Robot laserowy do dżinsów Levi Strauss

Levi Strauss zmienia produkcję i wybiera lasery, aby zastąpić pracowników. Do wykonania dżinsów w kolorze i ze strategicznymi fałdami gigant wykorzysta roboty, które zastąpią tych, którzy do tej pory dbali o wykończenie produktu. Dżinsowy gigant już zaczął używać robotów i ma nadzieję, że do 2020 r. Zastąpią je wszystkim ludziom, którzy zajmują się wykańczaniem dżinsów: praca w niektórych przypadkach obarczona ryzykiem toksyczności. Celem, jak donosi Financial Times, jest „zmniejszenie ilości odpadów i kosztów”, a także skrócenie procesu projektowania i produkcji, który wydaje się zbyt wolny, aby reagować na gwałtowne zmiany w modzie. Levi Strauss nie mówi, ile inwestuje w tę inicjatywę: to „przyszłość produkcji dżinsów”, mówi Chip Bergh, dyrektor generalny Levi Strauss w Financial Times.
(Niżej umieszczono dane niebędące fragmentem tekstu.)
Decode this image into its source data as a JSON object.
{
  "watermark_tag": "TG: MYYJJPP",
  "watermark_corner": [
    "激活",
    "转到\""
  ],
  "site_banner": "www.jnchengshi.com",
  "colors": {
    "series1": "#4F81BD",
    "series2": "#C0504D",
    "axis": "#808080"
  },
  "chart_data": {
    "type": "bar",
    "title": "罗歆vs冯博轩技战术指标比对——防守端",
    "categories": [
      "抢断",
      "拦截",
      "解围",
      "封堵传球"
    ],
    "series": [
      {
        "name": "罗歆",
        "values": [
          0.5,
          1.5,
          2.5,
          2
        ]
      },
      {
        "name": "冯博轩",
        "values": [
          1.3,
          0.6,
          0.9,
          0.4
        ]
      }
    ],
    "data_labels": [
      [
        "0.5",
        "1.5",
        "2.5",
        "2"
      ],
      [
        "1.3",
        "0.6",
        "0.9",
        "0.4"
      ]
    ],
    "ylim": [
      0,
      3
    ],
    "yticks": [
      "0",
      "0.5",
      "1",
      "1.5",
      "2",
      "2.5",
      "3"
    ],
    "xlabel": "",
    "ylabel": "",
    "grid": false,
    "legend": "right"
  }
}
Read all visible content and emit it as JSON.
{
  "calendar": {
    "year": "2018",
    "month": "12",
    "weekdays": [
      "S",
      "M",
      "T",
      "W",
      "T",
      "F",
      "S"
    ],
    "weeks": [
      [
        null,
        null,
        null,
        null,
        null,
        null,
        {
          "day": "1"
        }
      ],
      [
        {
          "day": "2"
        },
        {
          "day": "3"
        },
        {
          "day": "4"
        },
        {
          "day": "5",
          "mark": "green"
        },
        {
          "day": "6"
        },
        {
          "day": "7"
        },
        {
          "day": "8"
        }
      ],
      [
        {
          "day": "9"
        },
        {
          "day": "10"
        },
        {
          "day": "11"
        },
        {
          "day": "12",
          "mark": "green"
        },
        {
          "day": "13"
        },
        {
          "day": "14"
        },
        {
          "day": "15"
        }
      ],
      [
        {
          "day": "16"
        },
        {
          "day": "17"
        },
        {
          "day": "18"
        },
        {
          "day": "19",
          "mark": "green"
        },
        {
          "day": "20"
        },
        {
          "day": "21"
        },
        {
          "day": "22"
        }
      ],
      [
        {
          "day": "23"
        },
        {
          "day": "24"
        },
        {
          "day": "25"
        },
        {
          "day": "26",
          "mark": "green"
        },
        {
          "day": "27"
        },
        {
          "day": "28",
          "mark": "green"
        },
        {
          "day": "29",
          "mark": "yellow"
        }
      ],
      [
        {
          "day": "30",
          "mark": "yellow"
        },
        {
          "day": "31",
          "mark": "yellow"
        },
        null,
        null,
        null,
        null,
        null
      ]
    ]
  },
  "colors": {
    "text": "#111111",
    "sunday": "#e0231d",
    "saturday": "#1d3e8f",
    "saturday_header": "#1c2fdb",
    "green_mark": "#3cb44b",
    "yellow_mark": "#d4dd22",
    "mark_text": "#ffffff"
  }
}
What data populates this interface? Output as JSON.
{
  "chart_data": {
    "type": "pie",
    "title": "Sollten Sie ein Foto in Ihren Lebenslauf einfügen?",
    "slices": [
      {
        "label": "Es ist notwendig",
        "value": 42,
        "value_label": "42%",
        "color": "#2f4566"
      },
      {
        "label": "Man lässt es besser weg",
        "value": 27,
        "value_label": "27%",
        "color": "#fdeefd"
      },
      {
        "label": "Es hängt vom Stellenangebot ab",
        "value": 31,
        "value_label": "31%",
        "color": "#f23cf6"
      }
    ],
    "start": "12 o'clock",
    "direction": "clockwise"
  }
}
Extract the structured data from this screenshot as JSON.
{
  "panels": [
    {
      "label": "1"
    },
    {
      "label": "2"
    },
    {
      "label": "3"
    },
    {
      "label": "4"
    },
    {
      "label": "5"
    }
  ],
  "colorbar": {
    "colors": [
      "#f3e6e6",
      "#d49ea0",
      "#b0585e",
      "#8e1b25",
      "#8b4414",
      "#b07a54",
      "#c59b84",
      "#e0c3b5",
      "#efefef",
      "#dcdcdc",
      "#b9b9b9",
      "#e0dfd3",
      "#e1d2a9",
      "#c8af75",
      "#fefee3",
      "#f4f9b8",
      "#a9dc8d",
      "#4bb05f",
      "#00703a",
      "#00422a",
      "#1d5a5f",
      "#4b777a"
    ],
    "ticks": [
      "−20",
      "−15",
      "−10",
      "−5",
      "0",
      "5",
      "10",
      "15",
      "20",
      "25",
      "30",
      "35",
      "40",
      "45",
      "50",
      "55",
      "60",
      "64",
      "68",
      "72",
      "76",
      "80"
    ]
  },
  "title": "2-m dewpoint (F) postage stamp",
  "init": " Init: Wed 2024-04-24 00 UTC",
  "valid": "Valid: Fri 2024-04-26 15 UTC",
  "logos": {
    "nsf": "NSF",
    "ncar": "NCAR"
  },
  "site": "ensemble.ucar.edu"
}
W ostatnich latach firma znalazła się w obliczu rosnącej konkurencji i silnej presji na marże, a wprowadzenie robotów przyspiesza i sprawia, że ​​produkcja jest bardziej „zwinna”. Lasery mogą ukończyć parę dżinsów w 90 sekund, w porównaniu do 6-8 minut w przypadku pracownika. Levi Strauss zamknął rok 2017 zyskiem o 3% do 281 mln dolarów, przy przychodach w wysokości 4,9 mld dolarów. Lasery to najnowsze wskazanie w porządku chronologicznym rosnącej roli automatyzacji w produkcji XXI wieku.